Hacker News new | ask | show | jobs
by jonwiseman 680 days ago
So, yeah, but an interesting chunk of results: is the inter-rater agreement ACTUALLY random?

(Not sure if this is formatted correctly, feel free to comment if you'd do these stats differently)

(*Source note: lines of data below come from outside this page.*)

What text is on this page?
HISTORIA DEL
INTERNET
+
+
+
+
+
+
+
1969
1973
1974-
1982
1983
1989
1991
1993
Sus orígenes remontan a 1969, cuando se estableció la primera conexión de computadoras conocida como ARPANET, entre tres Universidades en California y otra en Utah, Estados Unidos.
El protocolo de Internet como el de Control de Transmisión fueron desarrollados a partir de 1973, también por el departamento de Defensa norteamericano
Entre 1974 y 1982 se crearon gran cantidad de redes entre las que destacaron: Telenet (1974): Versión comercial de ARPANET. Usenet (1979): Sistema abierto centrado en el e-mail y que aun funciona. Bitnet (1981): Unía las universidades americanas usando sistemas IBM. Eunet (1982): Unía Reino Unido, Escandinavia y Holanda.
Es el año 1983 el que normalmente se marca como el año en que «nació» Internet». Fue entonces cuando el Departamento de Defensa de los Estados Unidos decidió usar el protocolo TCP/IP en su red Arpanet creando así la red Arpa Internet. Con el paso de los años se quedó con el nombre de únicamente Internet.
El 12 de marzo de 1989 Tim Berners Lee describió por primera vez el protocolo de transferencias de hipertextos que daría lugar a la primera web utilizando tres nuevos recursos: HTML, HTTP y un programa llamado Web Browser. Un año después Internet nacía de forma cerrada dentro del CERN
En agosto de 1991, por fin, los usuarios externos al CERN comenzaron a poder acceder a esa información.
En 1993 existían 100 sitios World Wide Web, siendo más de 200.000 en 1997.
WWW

    from scipy.stats import binomtest
    # stats: {experience_level: (rate, num_in_group)}
    stats = {
        "lvl1": (20.5, 156),
        "lvl2": (22.2, 66),
        "lvl3": (23.3, 50),
        "lvl4": (21.2, 39),
        "lvl5": (20.8, 12),
        "lvl6": (28.3, 5),
    }
    
    for lvl, (rate, num) in stats.items():
        num_tests = num * (num - 1)
    
        res = binomtest(int(rate * num_tests * 0.01), num_tests, 0.2, alternative="greater")
    
        # with multiple comparison correction with bonferroni
        print(f"{lvl}: p-value = {res.pvalue:.4f} {'*' if res.pvalue < 0.05 / 6 else ''}")
    
    print('* indicates p-value is < 0.05 after bonferroni correction')

    """
    lvl1: p-value = 0.0276 
    lvl2: p-value = 0.0002 *
    lvl3: p-value = 0.0000 *
    lvl4: p-value = 0.1337 
    lvl5: p-value = 0.4826 
    lvl6: p-value = 0.3704 
    * indicates p-value is < 0.05 after bonferroni correction
    """
So maybe there's an internal consistency in how these people are trained, and maybe it's not completely dependent on skill level. This is assuming I read the https://www.clearerthinking.org/post/can-astrologers-use-ast... part correctly.
1 comments

Errata: this is probably not right, the pairwise trials aren't independent.